Que
mania irritante é essa de fazer com que cada
filme, mesmo simples em seu modo de filmar e em seu
modo de contar, comporte infinitas remissões
ao passado e ao futuro, flashbacks e flashforwards que
parecem deslocados daquilo que o filme verdadeiramente
tem a tratar? Quase Dois Irmãos já
tinha se construído dessa forma, curto-circuitando
três épocas quando só havia de fato
uma para contar. Mais uma Vez Amor, igualmente,
não nos deixa parados na mesma época por
muito tempo. Mania de grandeza? Portfólio
de roteirista? Praga das oficinas de roteiro Sundance
e dessa espécie de baixa auto-estima do roteirista
brasileiro, que a vida inteira ouve falar que o cinema
brasileiro não sabe roteirizar? Ou simplesmente
uma desconfiança de que, de fato, o tempo forte
do filme os anos 70 em Quase Dois Irmãos,
hoje em Mais uma Vez Amor não tem
drama o suficiente para ser evoluído em uma hora
e meia? Em todo caso, os filmes acabam se ressentindo
disso, desse excesso de construção que
acaba minando o filme por dentro e minimizando o poder
de imersão num universo, num tempo, num andamento
específicos de cada drama. Numa comédia
sentimental, convenhamos, é preciso que tenhamos
tempo para enfatizar com nossos personagens, saber como
eles são o que eles querem.
Mais uma Vez Amor nasce de uma peça de
Rosane Svartman, Lulu Silva Teles e Ricardo Perroni.

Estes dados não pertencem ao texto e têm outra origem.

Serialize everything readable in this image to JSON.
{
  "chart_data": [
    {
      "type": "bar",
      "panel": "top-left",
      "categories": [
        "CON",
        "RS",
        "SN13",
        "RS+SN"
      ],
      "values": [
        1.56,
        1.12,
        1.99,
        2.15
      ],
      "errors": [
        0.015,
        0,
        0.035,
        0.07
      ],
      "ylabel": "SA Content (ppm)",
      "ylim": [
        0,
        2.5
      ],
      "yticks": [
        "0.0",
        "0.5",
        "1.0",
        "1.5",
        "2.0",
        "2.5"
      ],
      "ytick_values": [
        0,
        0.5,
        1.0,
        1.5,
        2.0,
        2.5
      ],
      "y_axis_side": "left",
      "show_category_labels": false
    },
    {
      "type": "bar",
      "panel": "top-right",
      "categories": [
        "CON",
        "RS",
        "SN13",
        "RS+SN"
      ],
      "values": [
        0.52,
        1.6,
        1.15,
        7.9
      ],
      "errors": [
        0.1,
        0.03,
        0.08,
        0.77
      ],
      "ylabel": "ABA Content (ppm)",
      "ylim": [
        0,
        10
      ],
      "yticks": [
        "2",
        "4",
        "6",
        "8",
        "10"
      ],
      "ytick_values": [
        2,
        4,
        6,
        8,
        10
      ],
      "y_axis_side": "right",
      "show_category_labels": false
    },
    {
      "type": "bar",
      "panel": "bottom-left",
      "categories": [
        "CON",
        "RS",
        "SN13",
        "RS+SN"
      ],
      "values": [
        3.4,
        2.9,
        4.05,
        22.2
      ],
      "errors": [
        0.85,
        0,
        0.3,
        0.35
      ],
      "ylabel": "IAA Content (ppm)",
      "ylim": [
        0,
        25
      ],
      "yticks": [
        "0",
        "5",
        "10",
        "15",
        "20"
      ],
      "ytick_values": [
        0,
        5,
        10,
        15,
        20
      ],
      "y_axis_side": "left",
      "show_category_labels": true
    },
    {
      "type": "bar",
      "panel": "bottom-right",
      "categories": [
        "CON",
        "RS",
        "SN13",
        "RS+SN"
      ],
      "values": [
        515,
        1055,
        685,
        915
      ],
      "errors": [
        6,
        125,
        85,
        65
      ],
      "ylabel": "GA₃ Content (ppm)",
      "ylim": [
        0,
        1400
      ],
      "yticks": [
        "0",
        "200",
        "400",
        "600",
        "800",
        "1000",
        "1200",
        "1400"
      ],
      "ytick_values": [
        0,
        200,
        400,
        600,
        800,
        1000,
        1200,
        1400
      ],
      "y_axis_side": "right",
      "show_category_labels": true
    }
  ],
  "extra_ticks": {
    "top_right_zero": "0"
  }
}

Em sua adaptação para o cinema (escrita
por Carlos Lombardi), encontramos esse mesmo confilto
de opostos caricaturais já flagrante em Como
Ser Solteiro. Se naquele filme começávamos
pela relação de amizade entre o tímido
e franzino Ernesto Piccolo e o fortão extrovertido
interpretado por Heitor Martinez, aqui estamos diante
de Dan Stulbach (Rodrigo), engenheiro travado, e Juliana
Paes (Lia), riponguinha porra-louca, que viveram um
amor na juventude e hoje se encontram separados, unidos
apenas pela idéia de um dia decisivo, 23 de abril,
que em promessa adolescente seria sempre a comemoração
de um amor, e data de um encontro nas pedras, diante
do mar. Os opostos se atraem, se misturam e depois se
separam, e hoje cada um vive distante do outro, ele
com esposa e filho, ela com uma filha. Material de base
bastante interessante, não fosse um conflito
de opostos que coloca em cheque todo o interesse filme:
um personagem sem ator que o encarne, uma atriz sem
uma personagem em que trabalhar. E, mais que isso, uma
diretora que parece bastante interessada em fazer funcionar
um roteiro mas que se revela bem pouco apta a construir
e organizar o campo visual em torno de uma idéia
construída para a iamgem e para o som. Daí
a profusão de planos fechados que ficariam melhores
mais abertos, ou planos médios que se resolveriam
melhor em closes. Sente-se até que a gramática
reiterativa e desgastada da telenovela resolveria melhor
diversas seqüências. Em todo caso, outro
conflito de opostos: um desejo de encenar-roteiro que
não é respaldado por um desejo de encenar-mundo.
Restam alguns momentos fortes, ilhotas no meio de um
mar de obviedades e situações de comicidade
fácil: o engenheiro em crise de meia-idade brincando
com o joguinho de construção no computador
do filho, se reimaginando no mitológico Projeto
Rondon, no qual construiu uma cidade inteira (ainda
que ela só tivesse uma rua); ou então
as cenas com Bruna Marquesini, filha de Lia (e também
de Rodrigo, saberemos rapidamente), espécie de
anjo intocado pela difícil gestão das
diferenças no mundo, e, portanto, espécie
de mediadora da volta dos pais. Nem o desastre que geralmente
são nossas comédias "de grande mercado"
(Avassaladoras, ou o próprio Como Ser
Solteiro) nem algo levado a cabo com olho de cineasta,
Mais uma Vez Amor sabe ser docilmente dispensável.